Improving readout in quantum simulations with repetition codes

TL;DR

This paper explores the use of circular repetition codes on IBM Quantum hardware to improve the accuracy of quantum simulations, particularly in quantum chemistry and physics, by mitigating noise effects.

Contribution

It introduces a scalable circular repetition code scheme compatible with IBM hardware and demonstrates its effectiveness in quantum chemistry and physics simulations.

Findings

Improved accuracy in VQE electronic structure calculations.

Enhanced simulation of quantum Ising model dynamics.
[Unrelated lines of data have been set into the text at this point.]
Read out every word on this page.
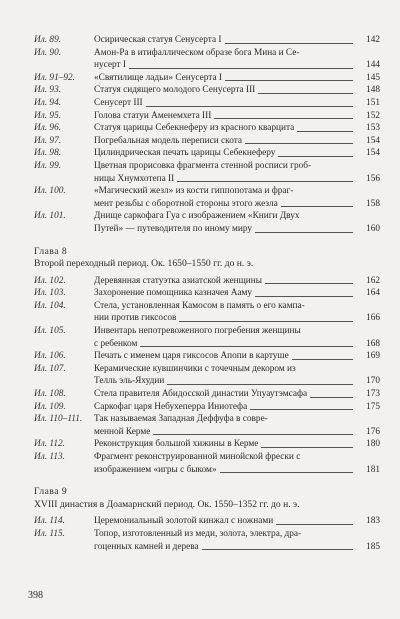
Ил. 89.	Осирическая статуя Сенусерта I	142
Ил. 90.	Амон-Ра в итифаллическом образе бога Мина и Се-
нусерт I	144
Ил. 91–92.	«Святилище ладьи» Сенусерта I	145
Ил. 93.	Статуя сидящего молодого Сенусерта III	148
Ил. 94.	Сенусерт III	151
Ил. 95.	Голова статуи Аменемхета III	152
Ил. 96.	Статуя царицы Себекнеферу из красного кварцита	153
Ил. 97.	Погребальная модель переписи скота	154
Ил. 98.	Цилиндрическая печать царицы Себекнеферу	154
Ил. 99.	Цветная прорисовка фрагмента стенной росписи гроб-
ницы Хнумхотепа II	156
Ил. 100.	«Магический жезл» из кости гиппопотама и фраг-
мент резьбы с оборотной стороны этого жезла	158
Ил. 101.	Днище саркофага Гуа с изображением «Книги Двух
Путей» — путеводителя по иному миру	160
Глава 8
Второй переходный период. Ок. 1650–1550 гг. до н. э.
Ил. 102.	Деревянная статуэтка азиатской женщины	162
Ил. 103.	Захоронение помощника казначея Ааму	164
Ил. 104.	Стела, установленная Камосом в память о его кампа-
нии против гиксосов	166
Ил. 105.	Инвентарь непотревоженного погребения женщины
с ребенком	168
Ил. 106.	Печать с именем царя гиксосов Апопи в картуше	169
Ил. 107.	Керамические кувшинчики с точечным декором из
Телль эль-Яхудии	170
Ил. 108.	Стела правителя Абидосской династии Упуаутэмсафа	173
Ил. 109.	Саркофаг царя Небухеперра Иниотефа	175
Ил. 110–111.	Так называемая Западная Деффуфа в совре-
менной Керме	176
Ил. 112.	Реконструкция большой хижины в Керме	180
Ил. 113.	Фрагмент реконструированной минойской фрески с
изображением «игры с быком»	181
Глава 9
XVIII династия в Доамарнский период. Ок. 1550–1352 гг. до н. э.
Ил. 114.	Церемониальный золотой кинжал с ножнами	183
Ил. 115.	Топор, изготовленный из меди, золота, электра, дра-
гоценных камней и дерева	185
398
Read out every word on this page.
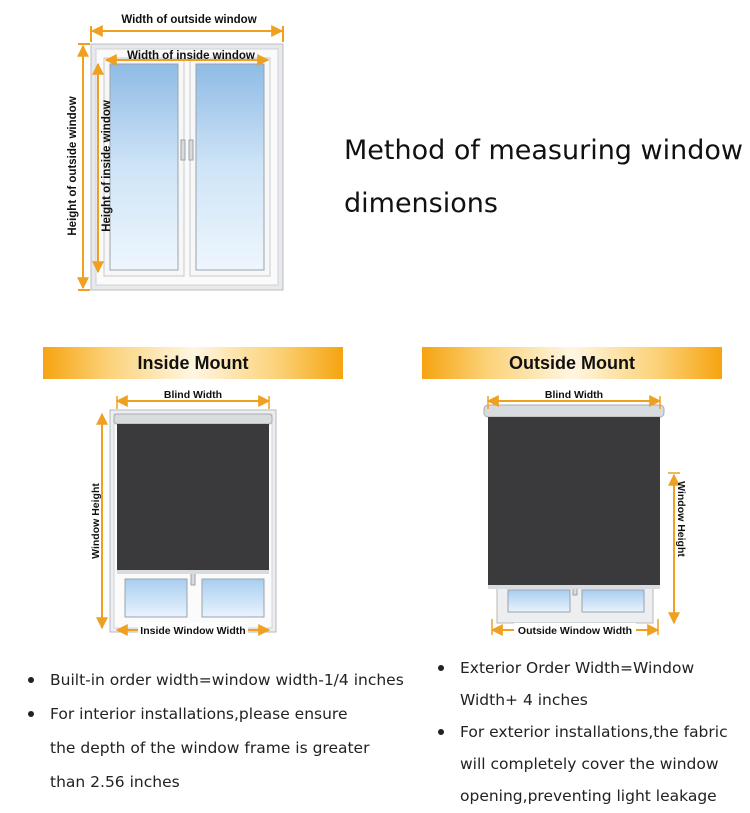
Width of outside window
Width of inside window
Height of outside window Height of inside window	Method of measuring window
dimensions
Inside Mount	Outside Mount
Blind Width
Window Height
Inside Window Width
Blind Width
Window Height
Outside Window Width
Built-in order width=window width-1/4 inches
For interior installations,please ensure
the depth of the window frame is greater
than 2.56 inches
Exterior Order Width=Window
Width+ 4 inches
For exterior installations,the fabric
will completely cover the window
opening,preventing light leakage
Validation of the scheme on multiple IBM Quantum devices.

Abstract

Near term quantum computers suffer from the presence of different noise sources. In order to mitigate for this effect and acquire results with significantly better accuracy, there is the urge of designing efficient error correction or error mitigation schemes. The cost of such techniques is usually high in terms of resource requirements, either in hardware or at the algorithmic level. In this work, we follow a pragmatic approach and we use repetition codes as scalable schemes with the potential to provide more accurate solutions to problems of interest in quantum chemistry and physics. We investigate different repetition code layouts and we propose a circular repetition scheme with connectivity requirements that are native on IBM Quantum hardware. We showcase our approach in multiple IBM Quantum devices and validate our results using a simplified theoretical noise model. We highlight the effect of using the proposed scheme in an electronic structure VQE calculation and in the simulation of time evolution for a quantum Ising model.